The second scenario sees the agreement carry on unchanged through 2026 without a renewal being struck, while each country instead works out narrower, separate arrangements on specific points of friction.

Absent a formal extension or exit, the existing pact remains binding until 2036. Marsh described this as potentially the hardest scenario for businesses to track, given the difficulty of monitoring emerging side deals and how they interact with existing compliance rules.

A standalone US-Mexico agreement on specific issues, or US messaging suggesting renewal is not a near-term priority, would point toward this outcome.

US exit

The third path involves Washington walking away from the agreement entirely in favor of individual bilateral arrangements with each neighbour.

Marsh said the current administration favors direct, executive-led negotiations that bypass Congress, and that two structural features of the existing pact, its trilateral nature and the requirement for congressional approval of major changes, are particularly unpalatable to officials. Still, the firm flagged factors working against termination, including the political risk of an exit notice before November's midterms and the likelihood of prolonged legal challenges.

A shift in US messaging toward describing the agreement as fundamentally broken, rather than merely needing repair, would suggest termination is becoming more than a negotiating tactic.

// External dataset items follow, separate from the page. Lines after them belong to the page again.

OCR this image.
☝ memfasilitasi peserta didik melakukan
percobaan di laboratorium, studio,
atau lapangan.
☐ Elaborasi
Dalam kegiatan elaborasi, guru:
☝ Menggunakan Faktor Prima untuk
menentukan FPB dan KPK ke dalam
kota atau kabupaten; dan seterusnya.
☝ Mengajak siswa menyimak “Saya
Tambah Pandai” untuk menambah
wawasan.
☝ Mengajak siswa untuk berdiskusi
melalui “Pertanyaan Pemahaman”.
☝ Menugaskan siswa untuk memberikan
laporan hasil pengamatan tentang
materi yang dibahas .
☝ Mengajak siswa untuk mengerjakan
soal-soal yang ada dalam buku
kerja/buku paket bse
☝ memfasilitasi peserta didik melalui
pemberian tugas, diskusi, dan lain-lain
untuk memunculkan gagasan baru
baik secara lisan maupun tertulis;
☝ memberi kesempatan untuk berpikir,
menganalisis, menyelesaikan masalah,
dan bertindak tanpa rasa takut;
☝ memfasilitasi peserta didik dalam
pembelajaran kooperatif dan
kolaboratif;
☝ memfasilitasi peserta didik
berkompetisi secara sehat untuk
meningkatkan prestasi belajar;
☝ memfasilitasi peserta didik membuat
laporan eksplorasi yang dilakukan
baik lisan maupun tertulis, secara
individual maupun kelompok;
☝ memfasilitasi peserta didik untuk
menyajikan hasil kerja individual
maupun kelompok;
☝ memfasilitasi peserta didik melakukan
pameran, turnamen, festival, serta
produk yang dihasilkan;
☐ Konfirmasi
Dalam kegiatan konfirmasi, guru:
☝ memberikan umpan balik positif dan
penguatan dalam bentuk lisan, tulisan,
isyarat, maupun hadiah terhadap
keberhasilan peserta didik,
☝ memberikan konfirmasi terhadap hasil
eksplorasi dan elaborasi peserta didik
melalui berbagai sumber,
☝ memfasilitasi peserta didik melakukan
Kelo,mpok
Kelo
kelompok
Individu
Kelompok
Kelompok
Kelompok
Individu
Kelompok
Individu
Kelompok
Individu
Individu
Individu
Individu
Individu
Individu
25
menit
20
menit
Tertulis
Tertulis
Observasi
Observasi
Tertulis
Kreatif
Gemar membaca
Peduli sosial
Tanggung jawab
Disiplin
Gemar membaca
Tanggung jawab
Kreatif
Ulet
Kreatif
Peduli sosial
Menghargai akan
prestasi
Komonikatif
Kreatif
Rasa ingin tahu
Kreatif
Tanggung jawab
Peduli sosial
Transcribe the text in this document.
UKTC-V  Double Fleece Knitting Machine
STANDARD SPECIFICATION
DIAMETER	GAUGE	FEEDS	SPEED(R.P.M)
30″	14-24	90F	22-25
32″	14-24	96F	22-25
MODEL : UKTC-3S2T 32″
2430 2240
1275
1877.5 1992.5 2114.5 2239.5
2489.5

Marsh cautioned that countless variations of these three paths are possible, and that whichever direction the review takes, companies should not expect a tidy resolution. A continued period of elevated trade tension looks likely, with little prospect of returning to the calmer policy environment that existed before 2025. All three governments, the firm said, appear willing to keep using regulatory powers to steer trade in ways that depart from the more hands-off approach of past decades.

The firm framed the underlying choice facing Washington as one between a "fortress North America" approach, integrating continental supply chains behind shared external barriers, or a "fortress USA" strategy involving either non-renewal with side deals or outright termination.

Preparation

To prepare, Marsh recommended companies assemble a cross-functional working group to track political developments, develop and continually update an internal view on which scenario is most likely, and identify vulnerable points in their supply chains before major policy shifts take effect.

The firm also urged proactive engagement with policymakers through public comment processes and advised managing rising credit risk among trading partners during the period of instability, suggesting trade credit insurance as a tool to shift exposure to unpaid receivables off company balance sheets.